Currently, there no cure for AIDS, and moreover, no single drug has
been found to suppress HIV for long. HIV replicates its DNA through
reverse transcription, a process that creates a complementary strand
of DNA to HIV’s viral RNA. Unlike human cells, the virus has no enzymes
that proofread DNA sequences. Inevitably, a lot of mutations occur. If
a single drug were used to treat AIDS, the AIDS virus would quickly mutate and
become resistant to the drug. Today, a combination antiviral therapy,
called HAART, uses many different types, or classes, of
anti-retrovirals to stop HIV before it can reproduce and mutate.
Please click on the tabs to view these different classes.
The first two classes consist of nucleoside analogue reverse
transcriptase inhibitors (NARTIs) and Non-nucleoside reverse
transcriptase inhibitors (NNRTIs). To reproduce, HIV must first use
reverse transcription to convert its RNA into DNA.
NARTIs provide analogues to DNA nucleotides that are missing the
3'-hydroxyl group. The hydroxyl group is the part of a nucleotide that
allows other nucleotides to join and create a chain. The analogues
compete with normal DNA nucleotides for incorporation into the viral
DNA chain. Once it joins, with no place for other nucleotides to bind,
the chain terminates and the viral replication fails.
NNRTIs take a more direct approach. They bind at different locations
of the reverse transcriptase enzyme. Because the enzyme domains can no
longer move, reverse transcription can no longer occur.

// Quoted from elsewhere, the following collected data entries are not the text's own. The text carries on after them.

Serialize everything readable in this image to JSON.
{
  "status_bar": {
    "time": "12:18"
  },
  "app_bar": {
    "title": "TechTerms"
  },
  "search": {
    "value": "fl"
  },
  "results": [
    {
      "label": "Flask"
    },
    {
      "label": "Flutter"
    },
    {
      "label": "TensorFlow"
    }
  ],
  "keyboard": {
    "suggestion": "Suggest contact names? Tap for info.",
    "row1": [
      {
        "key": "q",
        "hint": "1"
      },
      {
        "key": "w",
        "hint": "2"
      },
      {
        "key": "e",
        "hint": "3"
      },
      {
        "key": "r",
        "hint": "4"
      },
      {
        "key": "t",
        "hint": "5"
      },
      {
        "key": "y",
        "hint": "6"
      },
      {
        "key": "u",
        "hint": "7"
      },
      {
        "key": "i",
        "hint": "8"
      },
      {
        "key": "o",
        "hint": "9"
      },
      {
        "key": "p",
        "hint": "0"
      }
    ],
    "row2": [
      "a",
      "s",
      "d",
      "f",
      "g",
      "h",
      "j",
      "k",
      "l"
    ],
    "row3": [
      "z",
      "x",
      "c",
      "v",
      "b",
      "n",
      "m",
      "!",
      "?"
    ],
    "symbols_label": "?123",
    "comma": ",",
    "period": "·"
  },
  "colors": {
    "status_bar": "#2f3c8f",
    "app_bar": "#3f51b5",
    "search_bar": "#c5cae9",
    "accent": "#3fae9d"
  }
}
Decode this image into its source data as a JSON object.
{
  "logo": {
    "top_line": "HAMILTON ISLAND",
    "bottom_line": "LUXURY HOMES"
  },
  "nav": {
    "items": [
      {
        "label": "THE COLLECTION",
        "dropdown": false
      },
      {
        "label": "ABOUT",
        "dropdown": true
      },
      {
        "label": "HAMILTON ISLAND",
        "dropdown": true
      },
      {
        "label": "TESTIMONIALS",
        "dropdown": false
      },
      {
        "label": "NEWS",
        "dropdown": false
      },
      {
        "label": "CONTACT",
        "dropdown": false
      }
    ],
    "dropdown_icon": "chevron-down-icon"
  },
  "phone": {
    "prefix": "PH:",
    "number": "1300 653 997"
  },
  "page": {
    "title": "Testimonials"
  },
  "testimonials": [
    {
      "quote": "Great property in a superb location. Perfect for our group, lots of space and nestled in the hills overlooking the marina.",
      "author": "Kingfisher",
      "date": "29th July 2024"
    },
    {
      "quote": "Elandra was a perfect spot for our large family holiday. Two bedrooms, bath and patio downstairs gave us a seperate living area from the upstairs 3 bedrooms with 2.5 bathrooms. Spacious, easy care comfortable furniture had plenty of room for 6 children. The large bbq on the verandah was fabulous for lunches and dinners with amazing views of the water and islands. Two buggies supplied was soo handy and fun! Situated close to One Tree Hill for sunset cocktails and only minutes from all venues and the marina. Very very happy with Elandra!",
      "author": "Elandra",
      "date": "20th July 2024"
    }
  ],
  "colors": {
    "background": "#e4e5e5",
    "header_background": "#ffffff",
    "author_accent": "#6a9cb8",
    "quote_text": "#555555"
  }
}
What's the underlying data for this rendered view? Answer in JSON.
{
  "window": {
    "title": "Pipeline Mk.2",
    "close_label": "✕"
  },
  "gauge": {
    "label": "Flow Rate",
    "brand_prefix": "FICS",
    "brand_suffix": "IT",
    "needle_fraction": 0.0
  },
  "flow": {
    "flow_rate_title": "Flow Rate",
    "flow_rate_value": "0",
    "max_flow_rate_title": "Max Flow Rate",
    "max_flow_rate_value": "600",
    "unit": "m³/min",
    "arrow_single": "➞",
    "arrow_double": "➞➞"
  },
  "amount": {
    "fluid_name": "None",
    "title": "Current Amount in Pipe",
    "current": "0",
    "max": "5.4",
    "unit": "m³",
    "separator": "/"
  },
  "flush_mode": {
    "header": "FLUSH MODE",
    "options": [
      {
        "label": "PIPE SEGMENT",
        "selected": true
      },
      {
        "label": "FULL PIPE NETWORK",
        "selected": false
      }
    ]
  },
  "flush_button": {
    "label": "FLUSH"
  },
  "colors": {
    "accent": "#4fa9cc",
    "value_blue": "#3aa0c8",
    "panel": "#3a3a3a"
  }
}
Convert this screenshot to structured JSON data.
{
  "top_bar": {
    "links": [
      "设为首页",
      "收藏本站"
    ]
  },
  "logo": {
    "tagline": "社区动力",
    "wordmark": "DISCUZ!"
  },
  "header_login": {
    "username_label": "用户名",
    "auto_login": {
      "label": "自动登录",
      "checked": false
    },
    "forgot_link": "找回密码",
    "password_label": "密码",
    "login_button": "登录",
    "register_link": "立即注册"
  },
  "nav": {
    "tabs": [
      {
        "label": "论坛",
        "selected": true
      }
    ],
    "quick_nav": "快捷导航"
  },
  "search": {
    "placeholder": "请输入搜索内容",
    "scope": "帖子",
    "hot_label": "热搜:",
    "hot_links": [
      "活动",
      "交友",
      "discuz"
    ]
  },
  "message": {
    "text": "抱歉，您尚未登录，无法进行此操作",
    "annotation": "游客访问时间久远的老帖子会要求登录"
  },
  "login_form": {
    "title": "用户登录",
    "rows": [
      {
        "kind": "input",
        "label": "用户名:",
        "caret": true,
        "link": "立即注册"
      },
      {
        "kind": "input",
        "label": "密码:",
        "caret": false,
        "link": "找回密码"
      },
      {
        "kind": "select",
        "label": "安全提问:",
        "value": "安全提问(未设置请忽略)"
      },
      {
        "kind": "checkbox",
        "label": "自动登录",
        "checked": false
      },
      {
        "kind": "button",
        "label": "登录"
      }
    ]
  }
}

Other common classes of treatment include protease and integrase
inhibitors, PIs and IIs. The basis of these two treatments is to block
active sites of enzymes necessary for the function of HIV.
For HIV to sustain itself in a cell, it must create proteins that bind
to membrane proteins of its target cells. HIV genes code for long
polyproteins that must be cut by protease to create functional binding
proteins. Because PIs bind to protease, protease can no longer
function, leaving only harmless polyproteins behind.
To code for proteins, HIV must first have the viral genome
incorporated into the human genome. The gene integrase accomplishes
this. IIs bind to integrase, ending HIV’s ability to integrate into
the genome.
The newest approved HIV treatment comes in the form of
fusion inhibitors. To gain entry into the human cell, HIV must have
surface proteins that bind to the human cell’s surface receptors.
Fusion inhibitors prevent this from happening. They block proteins on
both HIV and the human cell, impeding HIV’s entry into the cell.